Entrementes, antes que pudesse completar tal magia, pressentiu nova ameaça; a mana agiu como um alarme, lhe avisando do ataque. Se abaixou para frente quase que no mesmo momento que uma clava passou zunindo onde sua cabeça estivera.

Se levantou ainda a canalizar mana, mesmo que com uma qualidade muito menor. O aperfeiçoamento viria em batalha.

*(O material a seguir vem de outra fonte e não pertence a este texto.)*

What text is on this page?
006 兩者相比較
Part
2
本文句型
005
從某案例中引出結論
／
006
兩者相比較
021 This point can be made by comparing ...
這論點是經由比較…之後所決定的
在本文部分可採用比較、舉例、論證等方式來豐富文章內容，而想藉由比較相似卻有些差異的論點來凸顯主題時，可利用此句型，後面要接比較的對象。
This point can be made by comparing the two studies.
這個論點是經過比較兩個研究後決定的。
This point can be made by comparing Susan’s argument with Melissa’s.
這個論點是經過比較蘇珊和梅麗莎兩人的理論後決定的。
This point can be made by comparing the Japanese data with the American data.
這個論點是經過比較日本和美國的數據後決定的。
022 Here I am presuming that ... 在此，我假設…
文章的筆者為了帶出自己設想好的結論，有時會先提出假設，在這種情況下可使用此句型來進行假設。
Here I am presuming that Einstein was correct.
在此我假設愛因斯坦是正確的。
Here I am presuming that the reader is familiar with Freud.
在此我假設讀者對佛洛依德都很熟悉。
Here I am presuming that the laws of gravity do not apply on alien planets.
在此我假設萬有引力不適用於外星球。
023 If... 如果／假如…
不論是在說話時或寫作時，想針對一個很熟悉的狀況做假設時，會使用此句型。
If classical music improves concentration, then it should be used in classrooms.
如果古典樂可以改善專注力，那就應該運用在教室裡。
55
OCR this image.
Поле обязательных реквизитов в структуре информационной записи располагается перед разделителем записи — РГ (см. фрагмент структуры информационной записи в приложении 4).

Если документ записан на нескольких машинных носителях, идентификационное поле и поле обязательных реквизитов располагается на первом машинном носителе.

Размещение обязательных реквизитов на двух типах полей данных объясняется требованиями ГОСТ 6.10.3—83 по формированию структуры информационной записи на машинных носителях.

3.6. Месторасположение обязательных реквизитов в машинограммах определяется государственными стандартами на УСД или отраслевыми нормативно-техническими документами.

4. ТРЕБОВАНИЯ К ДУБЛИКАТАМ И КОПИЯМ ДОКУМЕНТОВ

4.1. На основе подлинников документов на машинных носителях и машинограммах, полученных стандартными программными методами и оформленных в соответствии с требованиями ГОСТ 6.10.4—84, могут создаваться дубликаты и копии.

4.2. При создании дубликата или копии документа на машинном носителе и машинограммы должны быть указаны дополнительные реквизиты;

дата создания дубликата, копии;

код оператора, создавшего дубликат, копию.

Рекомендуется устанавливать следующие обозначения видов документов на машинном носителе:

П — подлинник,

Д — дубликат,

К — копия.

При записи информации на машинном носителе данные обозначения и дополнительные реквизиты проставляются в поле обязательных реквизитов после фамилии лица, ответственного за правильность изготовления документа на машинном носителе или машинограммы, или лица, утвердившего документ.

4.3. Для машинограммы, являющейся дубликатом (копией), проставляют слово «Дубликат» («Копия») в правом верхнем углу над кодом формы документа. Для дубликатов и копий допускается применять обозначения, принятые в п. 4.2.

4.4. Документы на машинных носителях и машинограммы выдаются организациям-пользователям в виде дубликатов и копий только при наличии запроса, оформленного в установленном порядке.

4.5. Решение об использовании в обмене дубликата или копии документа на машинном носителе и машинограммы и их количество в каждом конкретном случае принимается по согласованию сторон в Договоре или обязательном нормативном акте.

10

Seu atacante continuou a tentativa de acertar com a clava, uma rajada de ar sendo enviada sempre que cada golpe era dado. Kai desviou e fugiu. Depois que a tontura amenizou, ergueu um dedo para seu inimigo que corria em sua direção. Mana se concentrou e ele gritou:

Acus Vigor

Uma agulha amarela saiu do seu dedo e se afundou no tronco do mercenário que parou bruscamente, olhando do seu peito para Kai. Outra vez, levou apenas um segundo para que algo acontecesse; uma fenda se formou a partir do ponto atingido: seu corpo tornou a murchar, como se a sua energia tivesse sido sugada. Num instante ele caiu, sem vida e totalmente seco.

– Que você fez com meu irmão? – gritou uma voz perto do corpo. Tinha a mesma cara que todos os outros, exceto que era ruivo. – Que tipo de feitiçaria é essa? Você trabalha pro senhor das trevas?

Kai gargalhou.

– Isso foi uma agulha vital, seu bobo – explicou. – Eu basicamente dei mais vitalidade para o corpo dele que ele podia aguentar: lancei uma espécie de imã, que encheu sua energia vital, sugando pequenas quantidades do ambiente e de seus “irmãos”. Ele implodiu.

 – É magia das trevas, seu feiticeiro.

– E não somos todos?

– Isso é magia proibida, não chegue perto de mim.

Kai revirou os olhos. Ergueu dois dedos e atirou duas bolas do tamanho de globos oculares, que perfuraram os olhos do outro. Ele caiu no chão, gritando em agonia.

– Pode parecer uma magia boba e repetitiva, mas é eficaz – disse, se agachando ao lado do inimigo que começava a sufocar. – E não pense que só sei implodir coisas, posso sugar sua energia vital também.

No segundo seguinte, o homem se transformou em fagulhas de energia amarela, sua roupa caindo no chão.

– É interessante isso que faz, moleque – Kai se virou e deu de cara com um outro. – É um controle absurdo pra fazer isso. Não sobrou nem sangue. Diga, onde aprendeu isso?

– Por aí. – Kai deu de ombros.

– É jovem demais para saber tanto. Se não fosse um chaveirinho poderia se juntar ao grupo de Gilliard, o Indomável.

– Gilli-quem? Só conheço Juliard, o velho que vende pão.

– Você zomba de meu líder, moleque. Não viverá para fazê-lo outra vez.

Kai piscou os olhos; num momento o homem estava ali, noutro, não mais. Ele esquadrinhou o local em busca do mercenário, sem êxito. Teve outra vez a sensação de aviso. Quando olhou para o lado, recebeu um forte golpe, que fora aparado pelos braços. Foi arremessado do outro lado, afundando em cadeiras e estantes.